Client IP resolution: X-Forwarded-For is honored only when the direct peer is inside a trusted_proxies CIDR (config); otherwise the TCP peer address is used, so clients cannot spoof their way out of a lockout. See Configuration.

CORS

CORS is a strict allow-list driven by cors_origins in the server config:

  • Unset (default): no CORS headers are ever emitted. Cross-origin browser requests fail preflight; native apps and same-origin web clients (including the player served at /web) are unaffected.
  • Listed origins: an exact-match Origin gets Access-Control-Allow-Origin: <that origin> (plus Vary: Origin), methods GET, POST, PUT, DELETE, OPTIONS, headers Authorization, Content-Type, and a 600 s preflight cache. OPTIONS requests short-circuit with 204.
  • "*": allows any origin (the request's own Origin is echoed back).

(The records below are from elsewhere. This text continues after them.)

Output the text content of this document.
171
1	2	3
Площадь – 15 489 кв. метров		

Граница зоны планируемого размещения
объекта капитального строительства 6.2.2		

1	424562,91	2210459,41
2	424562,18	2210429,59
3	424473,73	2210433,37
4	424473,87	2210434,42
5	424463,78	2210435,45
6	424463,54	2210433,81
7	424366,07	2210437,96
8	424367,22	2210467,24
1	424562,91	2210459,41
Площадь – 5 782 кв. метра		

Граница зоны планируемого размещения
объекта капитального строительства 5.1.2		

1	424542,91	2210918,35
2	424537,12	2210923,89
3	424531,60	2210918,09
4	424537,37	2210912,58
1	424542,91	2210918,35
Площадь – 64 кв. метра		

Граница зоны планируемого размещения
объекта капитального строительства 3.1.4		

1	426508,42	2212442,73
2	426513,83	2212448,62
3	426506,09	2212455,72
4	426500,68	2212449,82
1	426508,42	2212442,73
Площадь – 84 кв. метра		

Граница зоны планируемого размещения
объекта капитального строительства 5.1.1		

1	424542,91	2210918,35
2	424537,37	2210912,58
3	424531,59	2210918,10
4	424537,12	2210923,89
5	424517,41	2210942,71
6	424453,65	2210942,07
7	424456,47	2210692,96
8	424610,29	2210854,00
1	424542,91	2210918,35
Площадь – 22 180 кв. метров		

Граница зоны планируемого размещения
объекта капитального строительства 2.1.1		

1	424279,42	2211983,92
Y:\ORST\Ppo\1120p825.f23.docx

For local player development against a dev server, set cors_origins: ["http://localhost:8081"].

The contract is hand-mirrored

There is no OpenAPI spec and no codegen. The player mirrors these JSON shapes by hand in audiosilo-frontend/src/api/types.ts (and the manager in its internal/serverapi), so any wire change is a multi-repo change - handler, mirrored types, and tests on both sides move together. See the cross-repo contract before touching a payload.